In 1972 we stayed at the beach outside of town and slept there at night
in our sleeping bags. We bought food and other supplies in the village
located on a small island connected by a narrow road to the mainland.
Everything was inexpensive and we had a good time while we waited for our
car to get fixed.
One day I went to the post office to buy stamps for some postcards I had
written to friends and family at home. In Yugoslavia of 1972 the post office
was the nerve center for all communication into and out of the country and
you had to go to the post office to make long distance phone calls.
As I was standing in line, I noticed a corpulent gentleman in one of the
phone booths. He reminded me a lot of the American film director Orson
Welles who was one of our great heroes at the time.
When I came back to the beach I said to my friends, “By the way, I saw Orson
Welles at the post office”. They all laughed at me, and Michael said: ”Are
you sure it wasn’t Santa Claus?”
Of course, it was not Orson Welles that I had seen. What would bring the
great film director to Primosten, Yugoslavia, of all places…? We dropped the
idea and did not give it a second thought.
Now I know that it was in fact Mr. Welles I saw at the post office.
In 2018 I ran into a large sculpture of Orson Welles in the Croatian town Split. It was created in 2007 by the artist Oja Kodar, who for many years was attached to Welles as his close cooperator and partner.
Kodar was an art student in Zagreb when Welles met
her the first time in 1962. He was in Zagreb to shoot the Kafka film “The
Trial” and Oja Kodar’s parents were friends of Welles’ cameraman Edmond
Richard.
Welles was unwanted in the US and often visited Yugoslavia during the
1960’s. He was working on several film projects and Oja Kodar was his
assisting script writer and had roles in the films. Welles spent a lot of
time in Split, and around 1970 – I read earlier this year – "he and Kodar
bought a villa at Primosten just up the coast, which served them as both
holiday home and writing retreat throughout the Seventies".
Wow, I thought, when I read this. In 1970 Welles and Kodar bought a house in
Primosten and they had the house together until Welles died in 1985.
[Jonathan Bousfield: "Awesome Orson" on straysatellite.com]
Welles was in Primosten and it was in fact Orson Welles himself I
saw at the post office that
day in July 1972. Too bad I did not get to exchange a few words with him. At
the time I had seen many of his films, from “Citizen Kane” and beyond. I
might have supplied a few questions or comments.

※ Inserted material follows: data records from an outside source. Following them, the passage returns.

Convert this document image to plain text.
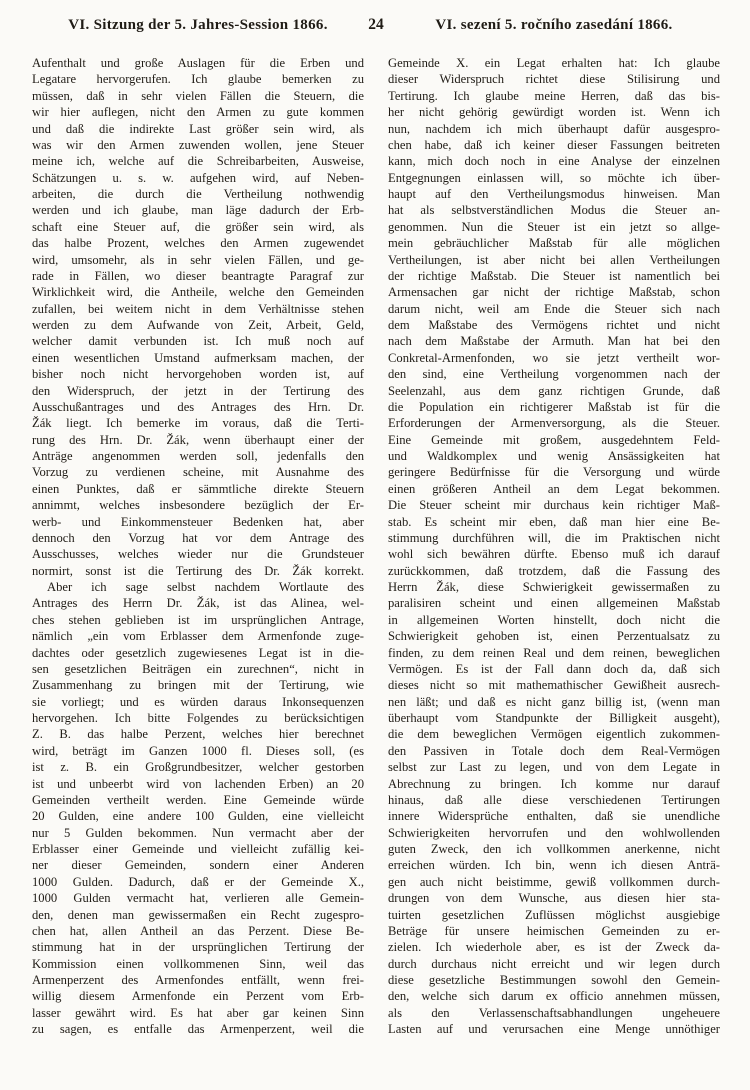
VI. Sitzung der 5. Jahres-Session 1866.	24	VI. sezení 5. ročního zasedání 1866.
Aufenthalt und große Auslagen für die Erben und
Legatare hervorgerufen. Ich glaube bemerken zu
müssen, daß in sehr vielen Fällen die Steuern, die
wir hier auflegen, nicht den Armen zu gute kommen
und daß die indirekte Last größer sein wird, als
was wir den Armen zuwenden wollen, jene Steuer
meine ich, welche auf die Schreibarbeiten, Ausweise,
Schätzungen u. s. w. aufgehen wird, auf Neben-
arbeiten, die durch die Vertheilung nothwendig
werden und ich glaube, man läge dadurch der Erb-
schaft eine Steuer auf, die größer sein wird, als
das halbe Prozent, welches den Armen zugewendet
wird, umsomehr, als in sehr vielen Fällen, und ge-
rade in Fällen, wo dieser beantragte Paragraf zur
Wirklichkeit wird, die Antheile, welche den Gemeinden
zufallen, bei weitem nicht in dem Verhältnisse stehen
werden zu dem Aufwande von Zeit, Arbeit, Geld,
welcher damit verbunden ist. Ich muß noch auf
einen wesentlichen Umstand aufmerksam machen, der
bisher noch nicht hervorgehoben worden ist, auf
den Widerspruch, der jetzt in der Tertirung des
Ausschußantrages und des Antrages des Hrn. Dr.
Žák liegt. Ich bemerke im voraus, daß die Terti-
rung des Hrn. Dr. Žák, wenn überhaupt einer der
Anträge angenommen werden soll, jedenfalls den
Vorzug zu verdienen scheine, mit Ausnahme des
einen Punktes, daß er sämmtliche direkte Steuern
annimmt, welches insbesondere bezüglich der Er-
werb- und Einkommensteuer Bedenken hat, aber
dennoch den Vorzug hat vor dem Antrage des
Ausschusses, welches wieder nur die Grundsteuer
normirt, sonst ist die Tertirung des Dr. Žák korrekt.
Aber ich sage selbst nachdem Wortlaute des
Antrages des Herrn Dr. Žák, ist das Alinea, wel-
ches stehen geblieben ist im ursprünglichen Antrage,
nämlich „ein vom Erblasser dem Armenfonde zuge-
dachtes oder gesetzlich zugewiesenes Legat ist in die-
sen gesetzlichen Beiträgen ein zurechnen“, nicht in
Zusammenhang zu bringen mit der Tertirung, wie
sie vorliegt; und es würden daraus Inkonsequenzen
hervorgehen. Ich bitte Folgendes zu berücksichtigen
Z. B. das halbe Perzent, welches hier berechnet
wird, beträgt im Ganzen 1000 fl. Dieses soll, (es
ist z. B. ein Großgrundbesitzer, welcher gestorben
ist und unbeerbt wird von lachenden Erben) an 20
Gemeinden vertheilt werden. Eine Gemeinde würde
20 Gulden, eine andere 100 Gulden, eine vielleicht
nur 5 Gulden bekommen. Nun vermacht aber der
Erblasser einer Gemeinde und vielleicht zufällig kei-
ner dieser Gemeinden, sondern einer Anderen
1000 Gulden. Dadurch, daß er der Gemeinde X.,
1000 Gulden vermacht hat, verlieren alle Gemein-
den, denen man gewissermaßen ein Recht zugespro-
chen hat, allen Antheil an das Perzent. Diese Be-
stimmung hat in der ursprünglichen Tertirung der
Kommission einen vollkommenen Sinn, weil das
Armenperzent des Armenfondes entfällt, wenn frei-
willig diesem Armenfonde ein Perzent vom Erb-
lasser gewährt wird. Es hat aber gar keinen Sinn
zu sagen, es entfalle das Armenperzent, weil die
Gemeinde X. ein Legat erhalten hat: Ich glaube
dieser Widerspruch richtet diese Stilisirung und
Tertirung. Ich glaube meine Herren, daß das bis-
her nicht gehörig gewürdigt worden ist. Wenn ich
nun, nachdem ich mich überhaupt dafür ausgespro-
chen habe, daß ich keiner dieser Fassungen beitreten
kann, mich doch noch in eine Analyse der einzelnen
Entgegnungen einlassen will, so möchte ich über-
haupt auf den Vertheilungsmodus hinweisen. Man
hat als selbstverständlichen Modus die Steuer an-
genommen. Nun die Steuer ist ein jetzt so allge-
mein gebräuchlicher Maßstab für alle möglichen
Vertheilungen, ist aber nicht bei allen Vertheilungen
der richtige Maßstab. Die Steuer ist namentlich bei
Armensachen gar nicht der richtige Maßstab, schon
darum nicht, weil am Ende die Steuer sich nach
dem Maßstabe des Vermögens richtet und nicht
nach dem Maßstabe der Armuth. Man hat bei den
Conkretal-Armenfonden, wo sie jetzt vertheilt wor-
den sind, eine Vertheilung vorgenommen nach der
Seelenzahl, aus dem ganz richtigen Grunde, daß
die Population ein richtigerer Maßstab ist für die
Erforderungen der Armenversorgung, als die Steuer.
Eine Gemeinde mit großem, ausgedehntem Feld-
und Waldkomplex und wenig Ansässigkeiten hat
geringere Bedürfnisse für die Versorgung und würde
einen größeren Antheil an dem Legat bekommen.
Die Steuer scheint mir durchaus kein richtiger Maß-
stab. Es scheint mir eben, daß man hier eine Be-
stimmung durchführen will, die im Praktischen nicht
wohl sich bewähren dürfte. Ebenso muß ich darauf
zurückkommen, daß trotzdem, daß die Fassung des
Herrn Žák, diese Schwierigkeit gewissermaßen zu
paralisiren scheint und einen allgemeinen Maßstab
in allgemeinen Worten hinstellt, doch nicht die
Schwierigkeit gehoben ist, einen Perzentualsatz zu
finden, zu dem reinen Real und dem reinen, beweglichen
Vermögen. Es ist der Fall dann doch da, daß sich
dieses nicht so mit mathemathischer Gewißheit ausrech-
nen läßt; und daß es nicht ganz billig ist, (wenn man
überhaupt vom Standpunkte der Billigkeit ausgeht),
die dem beweglichen Vermögen eigentlich zukommen-
den Passiven in Totale doch dem Real-Vermögen
selbst zur Last zu legen, und von dem Legate in
Abrechnung zu bringen. Ich komme nur darauf
hinaus, daß alle diese verschiedenen Tertirungen
innere Widersprüche enthalten, daß sie unendliche
Schwierigkeiten hervorrufen und den wohlwollenden
guten Zweck, den ich vollkommen anerkenne, nicht
erreichen würden. Ich bin, wenn ich diesen Anträ-
gen auch nicht beistimme, gewiß vollkommen durch-
drungen von dem Wunsche, aus diesen hier sta-
tuirten gesetzlichen Zuflüssen möglichst ausgiebige
Beträge für unsere heimischen Gemeinden zu er-
zielen. Ich wiederhole aber, es ist der Zweck da-
durch durchaus nicht erreicht und wir legen durch
diese gesetzliche Bestimmungen sowohl den Gemein-
den, welche sich darum ex officio annehmen müssen,
als den Verlassenschaftsabhandlungen ungeheuere
Lasten auf und verursachen eine Menge unnöthiger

Last time in Croatia we passed Primosten in our rented car but did not make
a stop. This time we are here for three days, and now I am keen
to see the house that Orson Welles and Oja Kodar had
together.
Kodar is 83 today and kept the house until five or six years ago. From online photos in connection with the sale I have managed to locate the spot. The address is Sibenska 25, and it is only a 900 meters walk from our Ivica apartment at the Primosten Beach.
The walk along the ocean and uphill to the top of the cliff and along the Sibenska street is very hot, but we make it. We reach the Vila Welles and I take a few photos.
The gate and the door to the garden in front of the house are locked and marked PRIVATE. But a sign on the door and an original stone plate on the wall mark that this is VILA WELLES.
Behind the gate an impressive bronze bust of Welles made by Oja Kodar is placed in front of the house. The bust stayed with the house when she sold it a few years ago.
From the sales process I have seen a 25 minute video on YouTube showing the inside of the house including five separate apartments, several impressive terraces and private access to the sea at the bottom of the large property. There is no beach, just rocks, and of course a ladder to the water.
We stay by the house a few minutes, and I send my regards and best wishes to Orson and Oja and to my fellow travellers back then in 1972.